Last week, a leaked internal memo revealed the “challenging environment” the Democratic campaign believes it needs to overcome in a county where Republicans are expected to overtake Democrats in voter registration if recent projections continue into next year.
“The Marseglia-Harvie campaign has a plan and has built an operation to withstand a potentially difficult year – but we will not be able to sustain our current level of activity or follow through on our paid media strategy at our current fundraising pace,” the document read.
The document noted that the campaign raised about $1 million toward its $2.5 million goal and mail and digital plans for the Democratic candidates will have to be scrapped if future funding goals aren’t met. Recent internal polling showed a tight race across the board, with Harvie at 39% and Van Blunk at 36% for the third and final board seat, with single digits separating all four candidates.
Democrats held a 10,500 voter registration advantage over Republicans in September 2021, according to the internal memo. As of August, the advantage has shrunk to under 5,000.
“We are the only Philadelphia collar county getting redder, and at current pace Republicans will eclipse Democrats in registration by next year,” the memo said.
Jordan Abelson, communications director for Bucks United, told City & State the trends “should be a concern” going into 2024.

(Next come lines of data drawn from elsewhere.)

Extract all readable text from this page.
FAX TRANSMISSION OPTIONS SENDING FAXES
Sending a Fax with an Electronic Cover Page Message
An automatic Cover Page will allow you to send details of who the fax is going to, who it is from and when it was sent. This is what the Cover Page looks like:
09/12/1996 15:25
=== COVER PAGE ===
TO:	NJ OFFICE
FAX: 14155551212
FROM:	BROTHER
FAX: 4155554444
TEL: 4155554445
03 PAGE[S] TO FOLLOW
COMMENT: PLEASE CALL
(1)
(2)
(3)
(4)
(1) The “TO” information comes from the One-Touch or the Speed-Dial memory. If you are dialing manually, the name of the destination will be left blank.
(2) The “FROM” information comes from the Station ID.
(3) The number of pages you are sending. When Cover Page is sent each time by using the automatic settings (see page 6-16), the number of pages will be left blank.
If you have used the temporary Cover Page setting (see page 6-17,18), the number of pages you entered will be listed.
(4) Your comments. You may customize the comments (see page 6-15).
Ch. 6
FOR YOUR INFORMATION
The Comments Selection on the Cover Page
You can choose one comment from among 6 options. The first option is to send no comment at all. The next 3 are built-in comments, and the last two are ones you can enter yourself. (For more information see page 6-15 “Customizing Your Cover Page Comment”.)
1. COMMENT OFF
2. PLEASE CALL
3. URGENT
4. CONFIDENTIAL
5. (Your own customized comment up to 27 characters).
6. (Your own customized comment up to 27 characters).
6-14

“At our current fundraising pace, we look to be outspent by our Republican opponents,” Abelson said in a statement. “We know we have a message that can and will win, focusing on Bob and Diane’s record as the most bipartisan administration in Bucks history, funding law enforcement, holding the line on taxes and protecting a woman’s right to choose.”

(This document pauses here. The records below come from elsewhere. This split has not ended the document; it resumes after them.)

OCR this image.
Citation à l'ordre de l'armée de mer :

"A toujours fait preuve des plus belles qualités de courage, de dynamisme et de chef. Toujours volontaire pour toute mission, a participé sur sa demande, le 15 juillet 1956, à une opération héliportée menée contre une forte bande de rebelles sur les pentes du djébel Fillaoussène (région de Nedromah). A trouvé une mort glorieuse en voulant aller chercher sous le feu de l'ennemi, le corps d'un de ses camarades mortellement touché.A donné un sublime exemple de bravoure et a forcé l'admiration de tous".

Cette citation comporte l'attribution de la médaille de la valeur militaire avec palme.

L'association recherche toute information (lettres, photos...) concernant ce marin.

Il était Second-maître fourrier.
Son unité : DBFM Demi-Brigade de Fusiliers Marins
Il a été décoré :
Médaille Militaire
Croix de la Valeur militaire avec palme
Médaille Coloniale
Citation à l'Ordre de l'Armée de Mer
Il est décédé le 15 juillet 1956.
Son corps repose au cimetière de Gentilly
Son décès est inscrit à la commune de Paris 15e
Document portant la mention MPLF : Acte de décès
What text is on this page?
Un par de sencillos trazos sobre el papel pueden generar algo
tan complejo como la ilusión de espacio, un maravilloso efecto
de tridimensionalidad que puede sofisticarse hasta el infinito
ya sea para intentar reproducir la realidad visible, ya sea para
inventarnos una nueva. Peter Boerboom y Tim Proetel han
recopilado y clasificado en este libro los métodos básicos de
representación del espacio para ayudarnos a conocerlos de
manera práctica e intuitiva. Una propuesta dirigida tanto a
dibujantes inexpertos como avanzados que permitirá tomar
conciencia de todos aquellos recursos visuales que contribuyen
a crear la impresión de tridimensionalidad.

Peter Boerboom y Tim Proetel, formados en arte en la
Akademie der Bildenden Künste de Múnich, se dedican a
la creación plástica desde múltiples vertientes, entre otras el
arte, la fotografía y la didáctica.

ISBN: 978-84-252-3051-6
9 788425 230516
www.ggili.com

The race can be viewed as a barometer for Philadelphia’s collar counties and purple districts ahead of the 2024 elections.
National political conversations have made their way into the county’s school boards, election discussions and more. This fall’s elections will determine which party controls the Board of Commissioners, as well as the Bucks County Board of Elections, which is responsible for overseeing election administration in the county.

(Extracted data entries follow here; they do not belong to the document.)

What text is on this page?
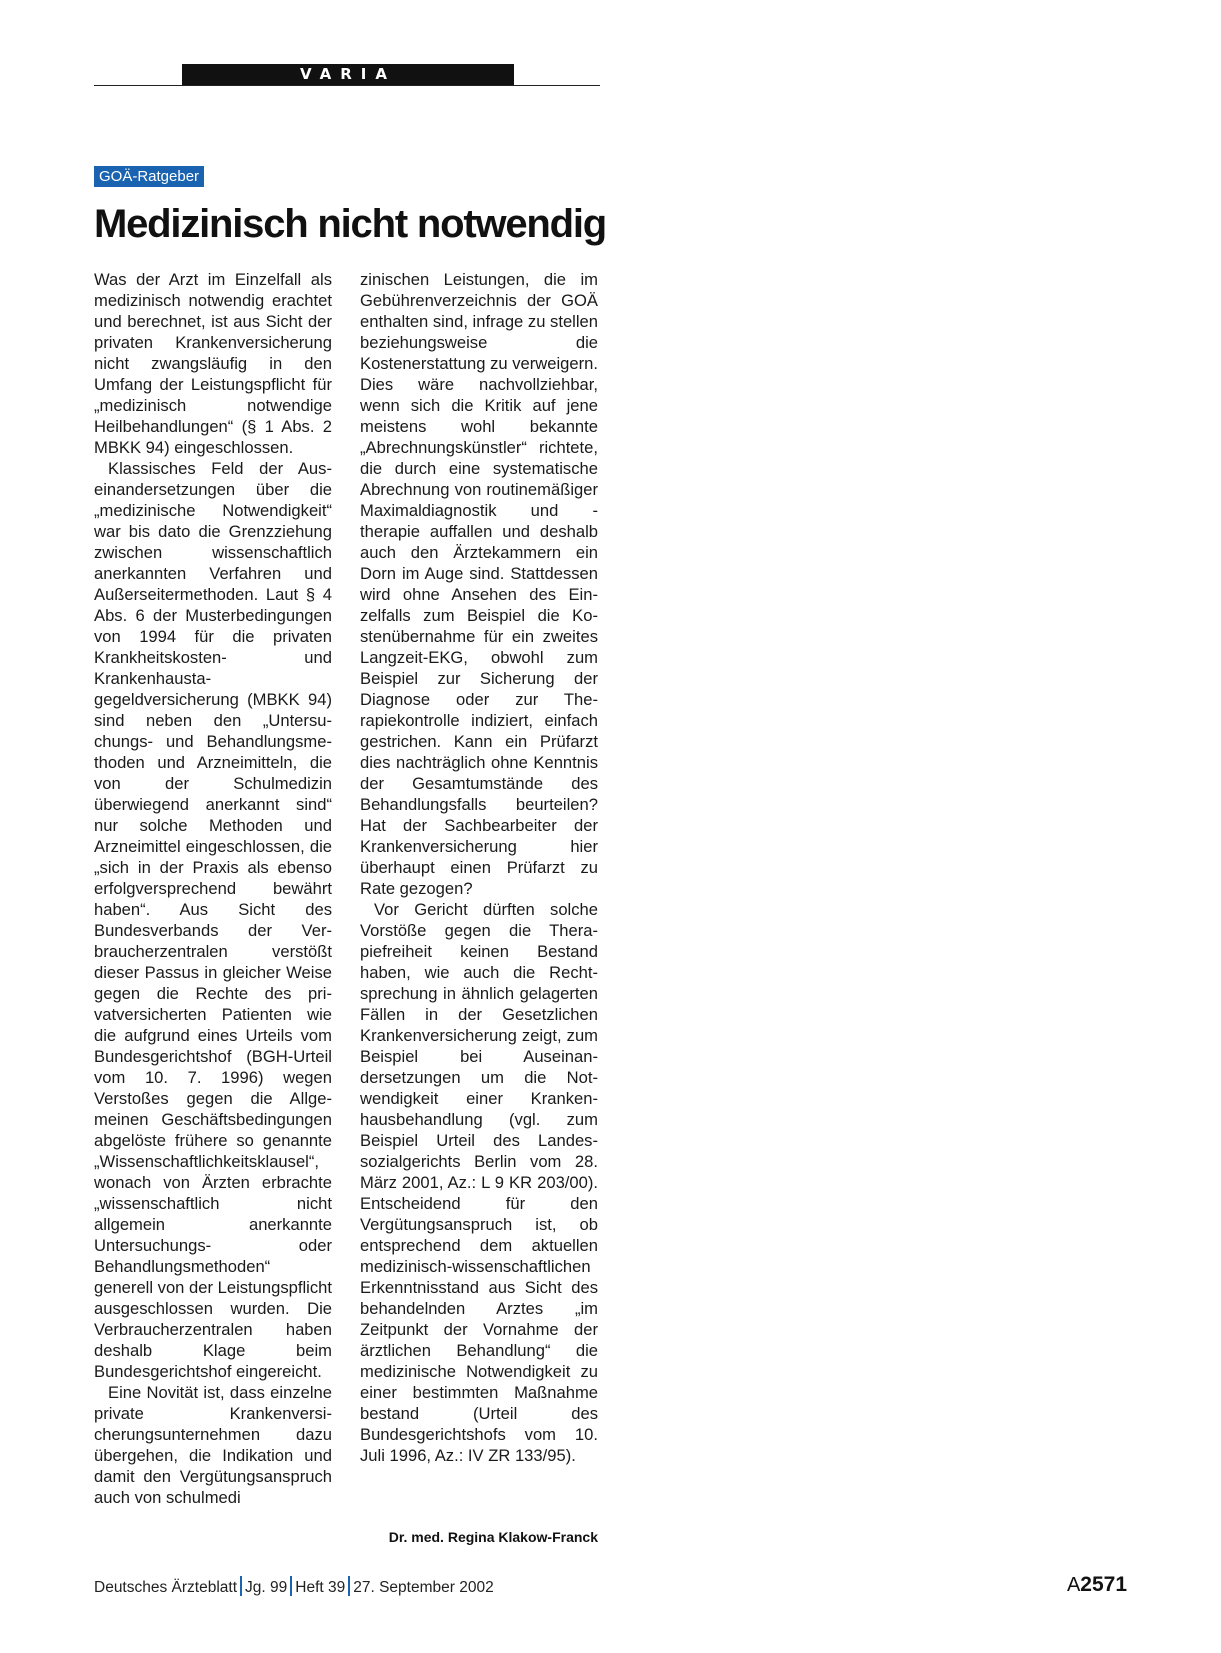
VARIA
GOÄ-Ratgeber
Medizinisch nicht notwendig

Was der Arzt im Einzelfall als medizinisch notwendig erachtet und berechnet, ist aus Sicht der privaten Krankenversicherung nicht zwangsläufig in den Umfang der Leistungspflicht für „medizinisch notwendige Heilbehandlungen“ (§ 1 Abs. 2 MBKK 94) eingeschlossen.

Klassisches Feld der Auseinandersetzungen über die „medizinische Notwendigkeit“ war bis dato die Grenzziehung zwischen wissenschaftlich anerkannten Verfahren und Außerseitermethoden. Laut § 4 Abs. 6 der Musterbedingungen von 1994 für die privaten Krankheitskosten- und Krankenhaustagegeldversicherung (MBKK 94) sind neben den „Untersuchungs- und Behandlungsmethoden und Arzneimitteln, die von der Schulmedizin überwiegend anerkannt sind“ nur solche Methoden und Arzneimittel eingeschlossen, die „sich in der Praxis als ebenso erfolgversprechend bewährt haben“. Aus Sicht des Bundesverbands der Verbraucherzentralen verstößt dieser Passus in gleicher Weise gegen die Rechte des privatversicherten Patienten wie die aufgrund eines Urteils vom Bundesgerichtshof (BGH-Urteil vom 10. 7. 1996) wegen Verstoßes gegen die Allgemeinen Geschäftsbedingungen abgelöste frühere so genannte „Wissenschaftlichkeitsklausel“, wonach von Ärzten erbrachte „wissenschaftlich nicht allgemein anerkannte Untersuchungs- oder Behandlungsmethoden“ generell von der Leistungspflicht ausgeschlossen wurden. Die Verbraucherzentralen haben deshalb Klage beim Bundesgerichtshof eingereicht.

Eine Novität ist, dass einzelne private Krankenversicherungsunternehmen dazu übergehen, die Indikation und damit den Vergütungsanspruch auch von schulmedi

zinischen Leistungen, die im Gebührenverzeichnis der GOÄ enthalten sind, infrage zu stellen beziehungsweise die Kostenerstattung zu verweigern. Dies wäre nachvollziehbar, wenn sich die Kritik auf jene meistens wohl bekannte „Abrechnungskünstler“ richtete, die durch eine systematische Abrechnung von routinemäßiger Maximaldiagnostik und -therapie auffallen und deshalb auch den Ärztekammern ein Dorn im Auge sind. Stattdessen wird ohne Ansehen des Einzelfalls zum Beispiel die Kostenübernahme für ein zweites Langzeit-EKG, obwohl zum Beispiel zur Sicherung der Diagnose oder zur Therapiekontrolle indiziert, einfach gestrichen. Kann ein Prüfarzt dies nachträglich ohne Kenntnis der Gesamtumstände des Behandlungsfalls beurteilen? Hat der Sachbearbeiter der Krankenversicherung hier überhaupt einen Prüfarzt zu Rate gezogen?

Vor Gericht dürften solche Vorstöße gegen die Therapiefreiheit keinen Bestand haben, wie auch die Rechtsprechung in ähnlich gelagerten Fällen in der Gesetzlichen Krankenversicherung zeigt, zum Beispiel bei Auseinandersetzungen um die Notwendigkeit einer Krankenhausbehandlung (vgl. zum Beispiel Urteil des Landessozialgerichts Berlin vom 28. März 2001, Az.: L 9 KR 203/00). Entscheidend für den Vergütungsanspruch ist, ob entsprechend dem aktuellen medizinisch-wissenschaftlichen Erkenntnisstand aus Sicht des behandelnden Arztes „im Zeitpunkt der Vornahme der ärztlichen Behandlung“ die medizinische Notwendigkeit zu einer bestimmten Maßnahme bestand (Urteil des Bundesgerichtshofs vom 10. Juli 1996, Az.: IV ZR 133/95).

Dr. med. Regina Klakow-Franck
Deutsches Ärzteblatt Jg. 99 Heft 39 27. September 2002	A2571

Eric Stern, a Democratic strategist, said the importance of Bucks County and the commissioners’ race cannot be overstated.
“The path to winning the (state) Supreme Court this year, retaining our state House majority and winning the presidency next year runs through Bucks County and through this election,” Stern told City & State. “I don’t think anyone’s lighting their hair on fire…(but) I would hope that donors and other folks would take notice.”
Lindy Li, a national Democratic political strategist, told City & State the internal memo isn’t a cause for concern for Democrats statewide and that above all else, abortion rights have brought out voters in close elections.
“As we’ve seen in Wisconsin, Ohio, Kansas and elsewhere, every time abortion rights are on the ballot Democrats win,” Li said. “There are plenty of top donors who are ready and eager to open up their wallets. Some scream that the sky is falling. Professionals know where to look.”
Pat Poprik, the chair of the Bucks County Republican Committee, called Democratic policies a “failure” and that voters want public safety, the economy and inflation addressed.
“We are talking to voters every day across this county, and it is clear that they have serious concerns about public safety, the state of our economy, and the continued cost of out-of-control inflation,” Poprik told City & State in a statement. “The voters want elected officials who will support law enforcement, hold the line on taxes, and keep politics out of county government. With their vote on November 2nd, they can set the course for our county over these next four years.”